Leaders of the western world have finally picked up the bottle they found on their political beaches to read the message from Ukraine, then belatedly decided to help the country out with a message in a barrel to the Russian leader Vladimir Putin.

Now, U.S. President Biden, the world’s largest producer and consumer of all fossil fuels, announced a ban on the import of all Russian energy commodities. One would think that this would result in a tympanic economic drum roll that would beat the Russian leader into submission.

Unfortunately, this announcement carried about the same weight as the earlier declaration by our own Prime Minister Justin Trudeau when he banned the import of Russian crude into this country. This amounted to all of 17,000 barrels per day. Not a game changer – or even a player in the deadly game being played by the Russian government and military.

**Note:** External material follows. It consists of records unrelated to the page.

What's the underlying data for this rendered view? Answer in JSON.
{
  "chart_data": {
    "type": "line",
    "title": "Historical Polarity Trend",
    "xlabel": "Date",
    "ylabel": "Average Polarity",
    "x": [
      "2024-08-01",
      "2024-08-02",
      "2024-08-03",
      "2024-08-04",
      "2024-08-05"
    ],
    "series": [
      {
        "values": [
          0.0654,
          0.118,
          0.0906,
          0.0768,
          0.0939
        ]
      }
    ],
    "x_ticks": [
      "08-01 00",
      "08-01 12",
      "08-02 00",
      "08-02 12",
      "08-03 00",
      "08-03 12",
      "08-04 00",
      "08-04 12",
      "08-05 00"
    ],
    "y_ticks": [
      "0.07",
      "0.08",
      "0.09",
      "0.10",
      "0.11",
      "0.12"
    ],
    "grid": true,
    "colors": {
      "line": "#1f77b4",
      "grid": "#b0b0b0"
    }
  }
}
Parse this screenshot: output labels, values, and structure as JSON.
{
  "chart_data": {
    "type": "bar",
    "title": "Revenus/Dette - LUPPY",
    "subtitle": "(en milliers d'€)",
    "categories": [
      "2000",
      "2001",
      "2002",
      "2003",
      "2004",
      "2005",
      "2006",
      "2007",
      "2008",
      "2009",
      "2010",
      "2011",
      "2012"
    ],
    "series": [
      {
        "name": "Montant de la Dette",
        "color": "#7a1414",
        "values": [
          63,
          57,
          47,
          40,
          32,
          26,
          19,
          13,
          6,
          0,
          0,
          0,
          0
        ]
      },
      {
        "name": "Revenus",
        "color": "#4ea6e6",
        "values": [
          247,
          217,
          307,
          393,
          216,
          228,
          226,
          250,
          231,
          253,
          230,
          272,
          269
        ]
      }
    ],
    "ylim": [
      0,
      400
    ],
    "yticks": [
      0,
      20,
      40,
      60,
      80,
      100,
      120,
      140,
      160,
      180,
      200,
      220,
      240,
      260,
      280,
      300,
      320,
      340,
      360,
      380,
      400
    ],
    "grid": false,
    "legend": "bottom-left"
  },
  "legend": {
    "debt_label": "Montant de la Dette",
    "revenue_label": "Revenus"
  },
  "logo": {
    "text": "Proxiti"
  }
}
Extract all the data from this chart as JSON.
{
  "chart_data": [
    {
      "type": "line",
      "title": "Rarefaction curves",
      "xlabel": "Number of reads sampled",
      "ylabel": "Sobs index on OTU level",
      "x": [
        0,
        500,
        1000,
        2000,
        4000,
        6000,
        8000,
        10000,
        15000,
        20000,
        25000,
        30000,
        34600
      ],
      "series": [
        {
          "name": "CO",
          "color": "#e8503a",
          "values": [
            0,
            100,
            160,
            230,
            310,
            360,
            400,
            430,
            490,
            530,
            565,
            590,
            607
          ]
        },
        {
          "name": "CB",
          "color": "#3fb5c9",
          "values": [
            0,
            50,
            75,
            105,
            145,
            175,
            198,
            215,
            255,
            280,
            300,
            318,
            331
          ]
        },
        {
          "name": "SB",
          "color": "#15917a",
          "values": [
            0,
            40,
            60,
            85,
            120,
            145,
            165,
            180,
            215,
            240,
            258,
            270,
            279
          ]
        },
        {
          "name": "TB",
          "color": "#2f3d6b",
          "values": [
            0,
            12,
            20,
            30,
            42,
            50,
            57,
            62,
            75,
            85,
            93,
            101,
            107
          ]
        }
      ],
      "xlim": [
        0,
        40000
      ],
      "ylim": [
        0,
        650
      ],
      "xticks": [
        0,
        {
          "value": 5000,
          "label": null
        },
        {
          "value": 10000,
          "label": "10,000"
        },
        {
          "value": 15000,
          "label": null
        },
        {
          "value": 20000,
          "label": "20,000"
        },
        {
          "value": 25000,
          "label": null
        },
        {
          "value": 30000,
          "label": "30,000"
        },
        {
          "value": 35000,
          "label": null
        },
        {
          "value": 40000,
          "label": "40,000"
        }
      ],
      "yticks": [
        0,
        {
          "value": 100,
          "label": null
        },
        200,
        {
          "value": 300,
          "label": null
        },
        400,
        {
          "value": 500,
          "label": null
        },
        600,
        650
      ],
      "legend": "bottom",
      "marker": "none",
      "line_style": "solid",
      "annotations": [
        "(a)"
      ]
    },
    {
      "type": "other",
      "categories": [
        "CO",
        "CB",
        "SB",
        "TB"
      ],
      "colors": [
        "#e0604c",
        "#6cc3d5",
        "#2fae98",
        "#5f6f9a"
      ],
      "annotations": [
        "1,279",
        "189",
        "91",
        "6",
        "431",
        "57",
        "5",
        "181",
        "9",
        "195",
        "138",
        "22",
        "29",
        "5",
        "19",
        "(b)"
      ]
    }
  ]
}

The U.S. move is also heavy on “media friendly” theatrics.

The U.S. President Joe Biden claimed that the ban on Russian imports would mean 700,000 barrels per day of crude not reaching U.S. shores. That’s not quite right, because 500,000 bpd are refined products, like gasoline and diesel – not Russian crude.

The approximately 200,000 bpd of crude now being banned represents a loss of only 1% of U.S. daily refining capacity.

Gasoline and diesel prices have now reached record levels across North America and have given cause for questions on the supply status of crude oil and its refined offspring in the immediate and long term.

This week, we have seen prices increase by 12 cents per litre (cpl) one day and fall by 15 cpl two days later. The same went for crude oil prices.

I am not an empathetic cheerleader of the political fraternity, but President Biden is in a difficult position.

How can he get pump prices down?

I find it disturbing to see the anti-fossil fuel proponent now, with hat in hand, asking OPEC members to increase crude oil production to make up for the decrease in Russian supply – all caused by his own sanctions.

It gets more concerning when he now considers reinstating Venezuela as a new, ‘best oil buddy.’

Meanwhile, in his own backyard oil patch, his biggest supplier – Canada – sits on his northern border with 1,000,000 bpd of extra supply moth-balled in the Keystone XL file he decided to cancel on his first day in office and then hide under his political carpet.